Hospice providers are fully covered within direct contracting from a financial stability perspective, Powell told Hospice News.

“For palliative care to stand all on its own, there are very lucrative contracts out there for [hospices] to participate in,” said Powell. “You can show up in those contracts as either a true participant or a preferred partner, and in those contracts they’re going to pay you a greater than fee for service.”

The direct contracting program launched as planned on April 1, despite some delays brought on by the COVID-19 pandemic. However, CMS has indicated that they are not currently accepting applications for the demonstration’s second year, pending a review of Trump-era initiatives by the Biden Administration. This means that the best remaining option for hospice providers is to partner with an existing direct contracting entity.

The third new value-based program available to hospices is the VBID demonstration. With the carve-in taking effect this year, hospices can leverage palliative care services within VBID models. Palliative care is among the requirements of participating providers.

Medicare Advantage plans also have the option to offer palliative care as a supplemental benefit.

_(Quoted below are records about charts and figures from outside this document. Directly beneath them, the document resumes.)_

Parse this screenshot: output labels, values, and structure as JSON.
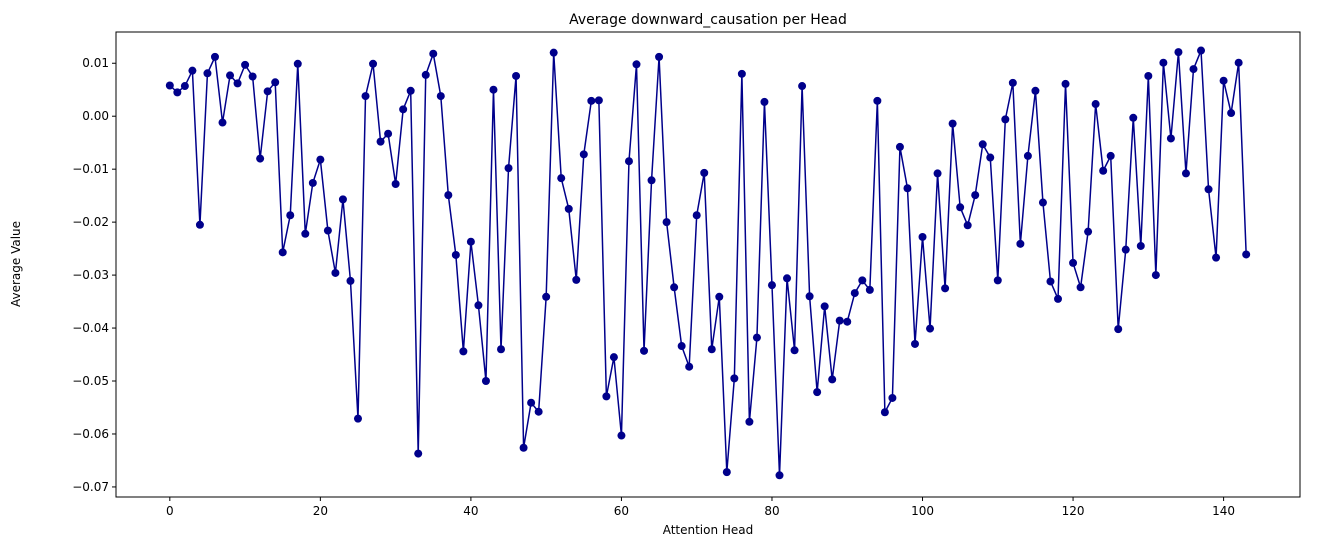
{
  "chart_data": {
    "type": "line",
    "title": "Average downward_causation per Head",
    "xlabel": "Attention Head",
    "ylabel": "Average Value",
    "xlim": [
      -7.15,
      150.15
    ],
    "ylim": [
      -0.0719,
      0.0159
    ],
    "xticks": [
      0,
      20,
      40,
      60,
      80,
      100,
      120,
      140
    ],
    "yticks": [
      -0.07,
      -0.06,
      -0.05,
      -0.04,
      -0.03,
      -0.02,
      -0.01,
      0.0,
      0.01
    ],
    "ytick_labels": [
      "−0.07",
      "−0.06",
      "−0.05",
      "−0.04",
      "−0.03",
      "−0.02",
      "−0.01",
      "0.00",
      "0.01"
    ],
    "xtick_labels": [
      "0",
      "20",
      "40",
      "60",
      "80",
      "100",
      "120",
      "140"
    ],
    "grid": false,
    "marker": "circle",
    "color": "#00008b",
    "series": [
      {
        "x_start": 0,
        "values": [
          0.0058,
          0.0045,
          0.0057,
          0.0086,
          -0.0205,
          0.0081,
          0.0112,
          -0.0012,
          0.0077,
          0.0062,
          0.0097,
          0.0075,
          -0.008,
          0.0047,
          0.0064,
          -0.0257,
          -0.0187,
          0.0099,
          -0.0222,
          -0.0126,
          -0.0082,
          -0.0216,
          -0.0296,
          -0.0157,
          -0.0311,
          -0.0571,
          0.0038,
          0.0099,
          -0.0048,
          -0.0033,
          -0.0128,
          0.0013,
          0.0048,
          -0.0637,
          0.0078,
          0.0118,
          0.0038,
          -0.0149,
          -0.0262,
          -0.0444,
          -0.0237,
          -0.0357,
          -0.05,
          0.005,
          -0.044,
          -0.0098,
          0.0076,
          -0.0626,
          -0.0541,
          -0.0558,
          -0.0341,
          0.012,
          -0.0117,
          -0.0175,
          -0.0309,
          -0.0072,
          0.0029,
          0.003,
          -0.0529,
          -0.0455,
          -0.0603,
          -0.0085,
          0.0098,
          -0.0443,
          -0.0121,
          0.0112,
          -0.02,
          -0.0323,
          -0.0434,
          -0.0473,
          -0.0187,
          -0.0107,
          -0.044,
          -0.0341,
          -0.0672,
          -0.0495,
          0.008,
          -0.0577,
          -0.0418,
          0.0027,
          -0.0319,
          -0.0678,
          -0.0306,
          -0.0442,
          0.0057,
          -0.034,
          -0.0521,
          -0.0359,
          -0.0497,
          -0.0386,
          -0.0388,
          -0.0334,
          -0.031,
          -0.0328,
          0.0029,
          -0.0559,
          -0.0532,
          -0.0058,
          -0.0136,
          -0.043,
          -0.0228,
          -0.0401,
          -0.0108,
          -0.0325,
          -0.0014,
          -0.0172,
          -0.0206,
          -0.0149,
          -0.0053,
          -0.0078,
          -0.031,
          -0.0006,
          0.0063,
          -0.0241,
          -0.0075,
          0.0048,
          -0.0163,
          -0.0312,
          -0.0345,
          0.0061,
          -0.0277,
          -0.0323,
          -0.0218,
          0.0023,
          -0.0103,
          -0.0075,
          -0.0402,
          -0.0252,
          -0.0003,
          -0.0245,
          0.0076,
          -0.03,
          0.0101,
          -0.0042,
          0.0121,
          -0.0108,
          0.0089,
          0.0124,
          -0.0138,
          -0.0267,
          0.0067,
          0.0006,
          0.0101,
          -0.0261
        ]
      }
    ]
  }
}
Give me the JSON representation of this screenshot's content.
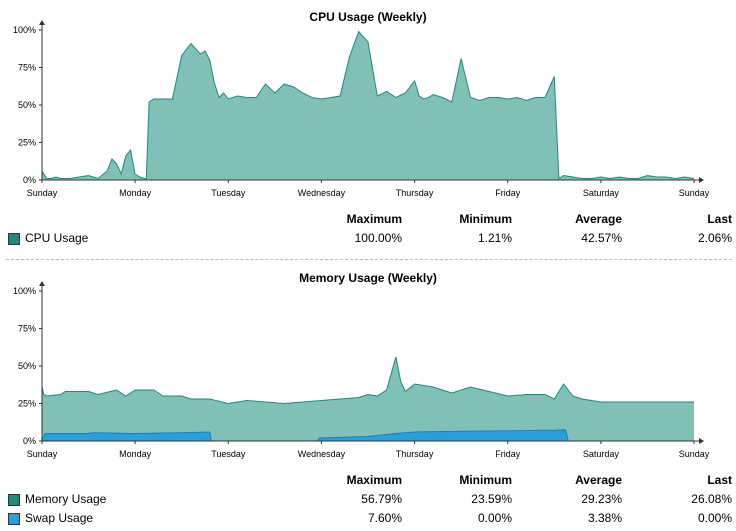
{
  "colors": {
    "cpu_fill": "#80c0b8",
    "cpu_line": "#1f8a7c",
    "mem_fill": "#80c0b8",
    "mem_line": "#1f8a7c",
    "swap_fill": "#2d9fd8",
    "swap_line": "#1a7fc0",
    "axis": "#333333"
  },
  "chart_data": [
    {
      "type": "area",
      "title": "CPU Usage (Weekly)",
      "xlabel": "",
      "ylabel": "",
      "ylim": [
        0,
        100
      ],
      "yticks": [
        "0%",
        "25%",
        "50%",
        "75%",
        "100%"
      ],
      "xticks": [
        "Sunday",
        "Monday",
        "Tuesday",
        "Wednesday",
        "Thursday",
        "Friday",
        "Saturday",
        "Sunday"
      ],
      "grid": false,
      "series": [
        {
          "name": "CPU Usage",
          "x_days": [
            0,
            0.05,
            0.1,
            0.15,
            0.2,
            0.3,
            0.4,
            0.5,
            0.6,
            0.7,
            0.75,
            0.8,
            0.85,
            0.9,
            0.95,
            1.0,
            1.05,
            1.1,
            1.12,
            1.15,
            1.2,
            1.3,
            1.4,
            1.5,
            1.6,
            1.7,
            1.75,
            1.8,
            1.85,
            1.9,
            1.95,
            2.0,
            2.05,
            2.1,
            2.2,
            2.3,
            2.4,
            2.5,
            2.6,
            2.7,
            2.8,
            2.9,
            3.0,
            3.1,
            3.2,
            3.3,
            3.4,
            3.5,
            3.6,
            3.7,
            3.8,
            3.9,
            4.0,
            4.05,
            4.1,
            4.15,
            4.2,
            4.3,
            4.4,
            4.5,
            4.6,
            4.7,
            4.8,
            4.9,
            5.0,
            5.1,
            5.2,
            5.3,
            5.4,
            5.5,
            5.55,
            5.6,
            5.7,
            5.8,
            5.9,
            6.0,
            6.1,
            6.2,
            6.3,
            6.4,
            6.5,
            6.6,
            6.7,
            6.8,
            6.9,
            7.0
          ],
          "values": [
            6,
            1,
            1,
            2,
            1,
            1,
            2,
            3,
            1,
            6,
            14,
            11,
            4,
            16,
            20,
            4,
            2,
            1,
            1,
            52,
            54,
            54,
            54,
            83,
            91,
            84,
            86,
            80,
            65,
            55,
            58,
            54,
            55,
            56,
            55,
            55,
            64,
            58,
            64,
            62,
            58,
            55,
            54,
            55,
            56,
            82,
            99,
            92,
            56,
            59,
            55,
            58,
            66,
            56,
            54,
            55,
            57,
            55,
            52,
            81,
            55,
            53,
            55,
            55,
            54,
            55,
            53,
            55,
            55,
            69,
            1,
            3,
            2,
            1,
            1,
            2,
            1,
            2,
            1,
            1,
            3,
            2,
            2,
            1,
            2,
            1
          ],
          "stats": {
            "Maximum": "100.00%",
            "Minimum": "1.21%",
            "Average": "42.57%",
            "Last": "2.06%"
          }
        }
      ]
    },
    {
      "type": "area",
      "title": "Memory Usage (Weekly)",
      "xlabel": "",
      "ylabel": "",
      "ylim": [
        0,
        100
      ],
      "yticks": [
        "0%",
        "25%",
        "50%",
        "75%",
        "100%"
      ],
      "xticks": [
        "Sunday",
        "Monday",
        "Tuesday",
        "Wednesday",
        "Thursday",
        "Friday",
        "Saturday",
        "Sunday"
      ],
      "grid": false,
      "series": [
        {
          "name": "Memory Usage",
          "x_days": [
            0,
            0.02,
            0.05,
            0.2,
            0.25,
            0.5,
            0.6,
            0.8,
            0.9,
            1.0,
            1.2,
            1.3,
            1.5,
            1.6,
            1.8,
            2.0,
            2.2,
            2.4,
            2.6,
            2.8,
            3.0,
            3.2,
            3.4,
            3.5,
            3.6,
            3.7,
            3.8,
            3.85,
            3.9,
            4.0,
            4.2,
            4.4,
            4.6,
            4.8,
            5.0,
            5.2,
            5.4,
            5.5,
            5.6,
            5.7,
            5.8,
            6.0,
            6.2,
            6.4,
            6.6,
            6.8,
            7.0
          ],
          "values": [
            36,
            31,
            30,
            31,
            33,
            33,
            31,
            34,
            30,
            34,
            34,
            30,
            30,
            28,
            28,
            25,
            27,
            26,
            25,
            26,
            27,
            28,
            29,
            31,
            30,
            34,
            56,
            40,
            33,
            38,
            36,
            32,
            36,
            33,
            30,
            31,
            31,
            28,
            38,
            30,
            28,
            26,
            26,
            26,
            26,
            26,
            26
          ],
          "stats": {
            "Maximum": "56.79%",
            "Minimum": "23.59%",
            "Average": "29.23%",
            "Last": "26.08%"
          }
        },
        {
          "name": "Swap Usage",
          "x_days": [
            0,
            0.03,
            0.05,
            0.5,
            0.55,
            1.0,
            1.5,
            1.8,
            1.82,
            1.84,
            2.95,
            2.98,
            3.5,
            3.8,
            4.0,
            4.5,
            5.0,
            5.5,
            5.62,
            5.65,
            7.0
          ],
          "values": [
            0,
            5,
            5,
            5,
            5.5,
            5,
            5.5,
            6,
            0,
            0,
            0,
            2,
            3,
            5,
            6,
            6.5,
            6.8,
            7.2,
            7.6,
            0,
            0
          ],
          "stats": {
            "Maximum": "7.60%",
            "Minimum": "0.00%",
            "Average": "3.38%",
            "Last": "0.00%"
          }
        }
      ]
    }
  ],
  "cpu": {
    "title": "CPU Usage (Weekly)",
    "headers": {
      "max": "Maximum",
      "min": "Minimum",
      "avg": "Average",
      "last": "Last"
    },
    "rows": [
      {
        "label": "CPU Usage",
        "max": "100.00%",
        "min": "1.21%",
        "avg": "42.57%",
        "last": "2.06%"
      }
    ]
  },
  "memory": {
    "title": "Memory Usage (Weekly)",
    "headers": {
      "max": "Maximum",
      "min": "Minimum",
      "avg": "Average",
      "last": "Last"
    },
    "rows": [
      {
        "label": "Memory Usage",
        "max": "56.79%",
        "min": "23.59%",
        "avg": "29.23%",
        "last": "26.08%"
      },
      {
        "label": "Swap Usage",
        "max": "7.60%",
        "min": "0.00%",
        "avg": "3.38%",
        "last": "0.00%"
      }
    ]
  }
}
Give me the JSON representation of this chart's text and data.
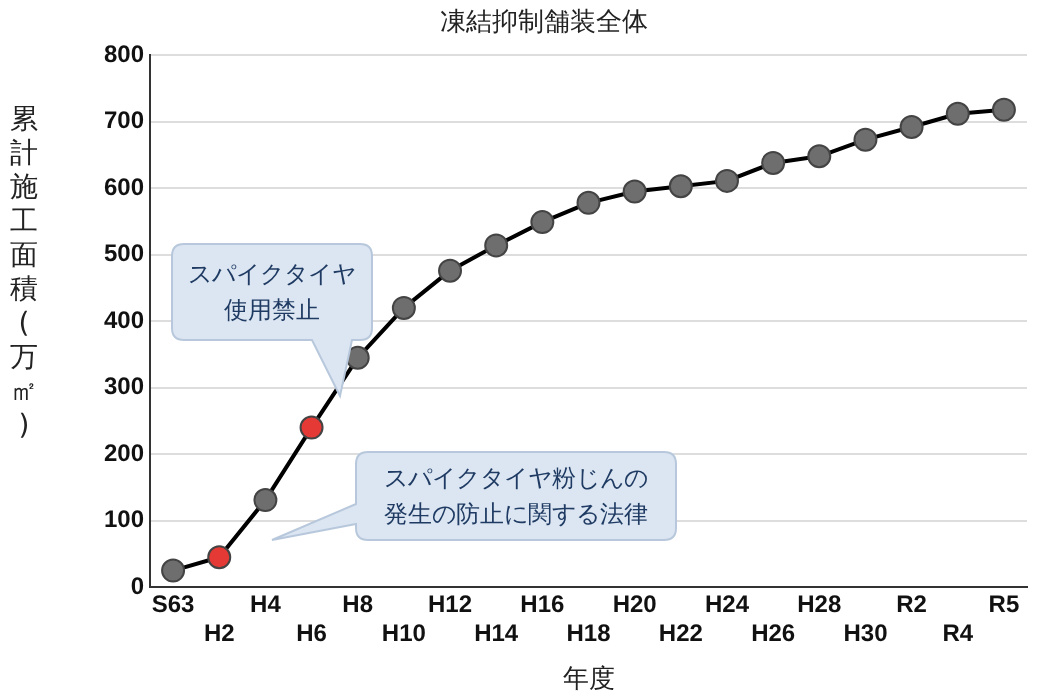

Through Medicare Advantage, CMS contracts with private insurance companies to provide coverage for beneficiaries. Law requires those plans to cover all of the services offered by traditional Medicare, but also allows for certain supplemental benefits.

Historically these benefits were very limited, but the Creating High-Quality Results and Outcomes Necessary to Improve Chronic Care Act (CHRONIC), passed by Congress in 2018, expanded the range of those benefits to include programs to address some social determinants of health, as well as home-based palliative care.

The VBID demonstration has the potential to open the door to providing curative care concurrently with hospice.

“VBID specifically calls out hospice and concurrent care. Those health plans are creating even more lucrative payment models — specifically for palliative and concurrent care.” said Powell. “Also, because it’s a hospice benefit, your hospice will get to ride into that journey with some interesting plan designs. That’s moving you more and more into the right level of pay, but it’s also going to move you more and more into this understanding of how you can achieve the best clinical and financial outcomes.”

No standardized definition of the term “palliative care” exists. However, the U.S. Centers for Medicare & Medicaid Services (CMS) defines these services as “patient and family-centered care that optimizes quality of life by anticipating, preventing and treating suffering. Palliative care throughout the continuum of illness involves addressing physical, intellectual, emotional, social and spiritual needs and to facilitate patient autonomy, access to information and choice.”

Even as these value-based models take shape, stakeholders in the hospice space are advocating for CMS to establish a dedicated community-based palliative care benefit within Medicare.

A community-based benefit would likely originate as a Center for Medicare & Medicaid Innovation (CMMI) demonstration project designed to allow patients to receive palliative services concurrently with curative treatments. Patients would be eligible to receive palliative care without the six-month terminal prognosis currently required for hospice election. Such a program would also need to be supported by robust quality metrics.

Hospices can leverage quality data to make the case in support of a community-based palliative care benefit while also working in concert with payers and referral sources to determine how those services fit into value-based care models, according to Stuart.

Hospices will need to be proactive in working within payer networks and Medicare Advantage plans to integrate palliative care into their services and payment arrangements, Stuart told Hospice News.

“Start talking with your referral or provider network about how you can work more closely together to manage this population more proactively,” Stuart said. “Talk to your plans about how you can use Medicare Advantage to save them money and get better clinical results. If you’re going to survive and not be eaten alive by what’s coming, be proactive and get out there. Learn how to talk to your stakeholders and sell palliative care offerings, because that’s where the world is heading.”